I'd love for someone to compute the force of impact of the Enterprise-D at Warp 9. Please snap to it, someone! That's a lot of newtons.
As has been stated, at Warp 9 the ship really isn't traveling at 1024 times the speed of light. It's just bending space to effectively make that the case. In "reality" it's not moving any faster than some fraction of
c. Likely .25c as is the standard speed of full-impulse to restrict time dilation effects.
.25c is 74,948,114.5 meters per second.
The mass of a Galaxy-class starship is 4,500,000 metric tons.
That's 12,638,744,700.986,498,062,500,000 Joules of energy. (12.6 septillion.)
Which is equal to 3,020,732,481 megatons.
- There are around 17,300 nuclear bombs in the world. Let's go crazy and assume they're all as big as the Tsar Bomba, at 50 megatons the largest nuclear bomb ever detonated. That's only 865,000 megatons. So this impact would be over 3500 times as powerful as detonating every, single, nuclear bomb on the planet inside of the split-second of that impact.

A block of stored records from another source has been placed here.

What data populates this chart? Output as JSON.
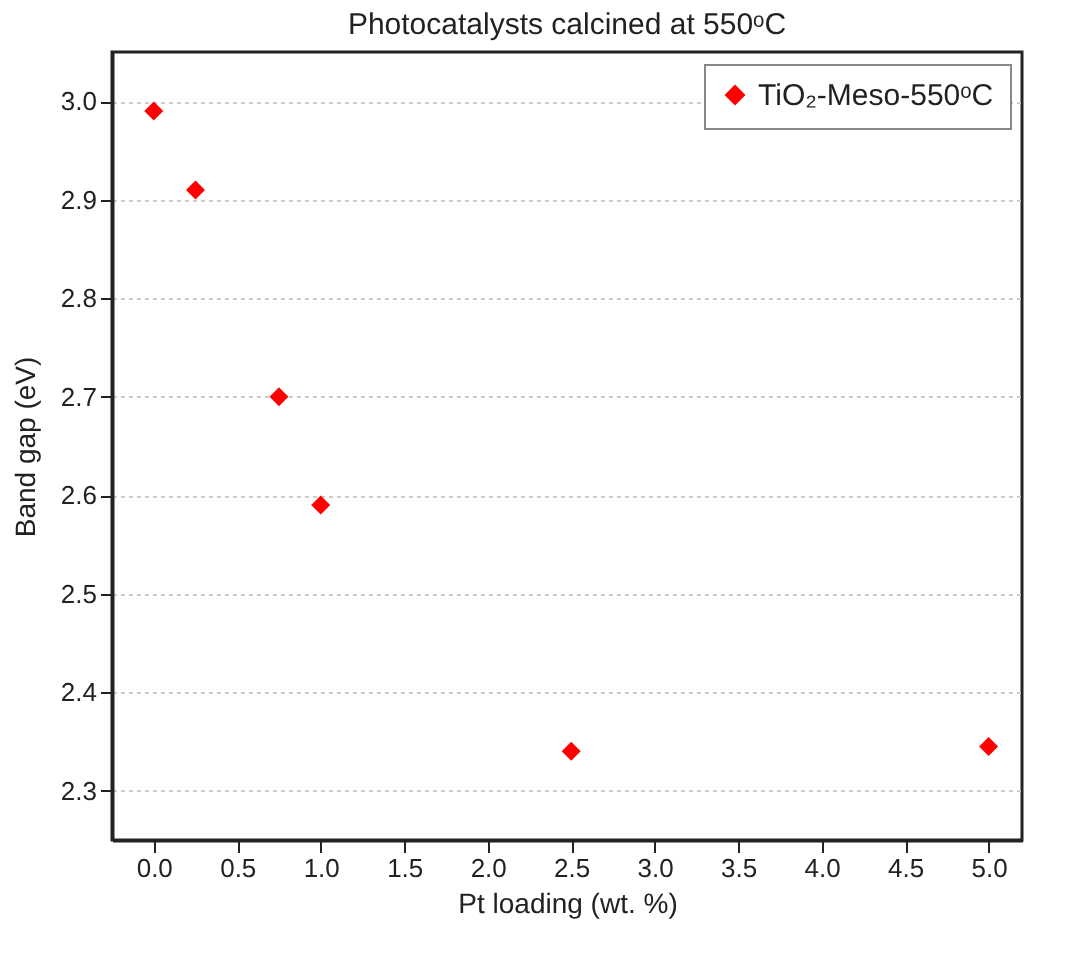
{
  "chart_data": {
    "type": "scatter",
    "title": "Photocatalysts calcined at 550ᵒC",
    "xlabel": "Pt loading (wt. %)",
    "ylabel": "Band gap (eV)",
    "x": [
      0,
      0.25,
      0.75,
      1.0,
      2.5,
      5.0
    ],
    "series": [
      {
        "name": "TiO₂-Meso-550ᵒC",
        "color": "#ff0000",
        "values": [
          2.99,
          2.91,
          2.7,
          2.59,
          2.34,
          2.345
        ]
      }
    ],
    "xlim": [
      -0.25,
      5.2
    ],
    "xticks": [
      {
        "value": 0,
        "label": "0.0"
      },
      {
        "value": 0.5,
        "label": "0.5"
      },
      {
        "value": 1,
        "label": "1.0"
      },
      {
        "value": 1.5,
        "label": "1.5"
      },
      {
        "value": 2,
        "label": "2.0"
      },
      {
        "value": 2.5,
        "label": "2.5"
      },
      {
        "value": 3,
        "label": "3.0"
      },
      {
        "value": 3.5,
        "label": "3.5"
      },
      {
        "value": 4,
        "label": "4.0"
      },
      {
        "value": 4.5,
        "label": "4.5"
      },
      {
        "value": 5,
        "label": "5.0"
      }
    ],
    "ylim": [
      2.25,
      3.05
    ],
    "yticks": [
      {
        "value": 2.3,
        "label": "2.3"
      },
      {
        "value": 2.4,
        "label": "2.4"
      },
      {
        "value": 2.5,
        "label": "2.5"
      },
      {
        "value": 2.6,
        "label": "2.6"
      },
      {
        "value": 2.7,
        "label": "2.7"
      },
      {
        "value": 2.8,
        "label": "2.8"
      },
      {
        "value": 2.9,
        "label": "2.9"
      },
      {
        "value": 3.0,
        "label": "3.0"
      }
    ],
    "grid": "y",
    "legend": "top right",
    "marker": "diamond"
  }
}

To put another way it's equal to 3.5 zetawatts per hour. Roughly 2.5% of the luminosity of Wolf 359.
I *think* these calculations are accurate as I had to look up the conversions and do most of the math myself as when we're dealing with numbers this large they blow out most on-line calculator programs, all of the ones I encountered didn't even deal with units larger than megatons or terrawatts.
So the impact of a Galaxy-class starship traveling at "maximum warp" (really only .25c/full impulse) would release inside of that split-second impact something equivalent to the amount of radiant energy released in 90 seconds by one of the dimmest known stars.
If you want to assume that traveling at Warp 9 the ship really is moving at 1014 times the speed of light, knock yourself out on going up from there on these calculations.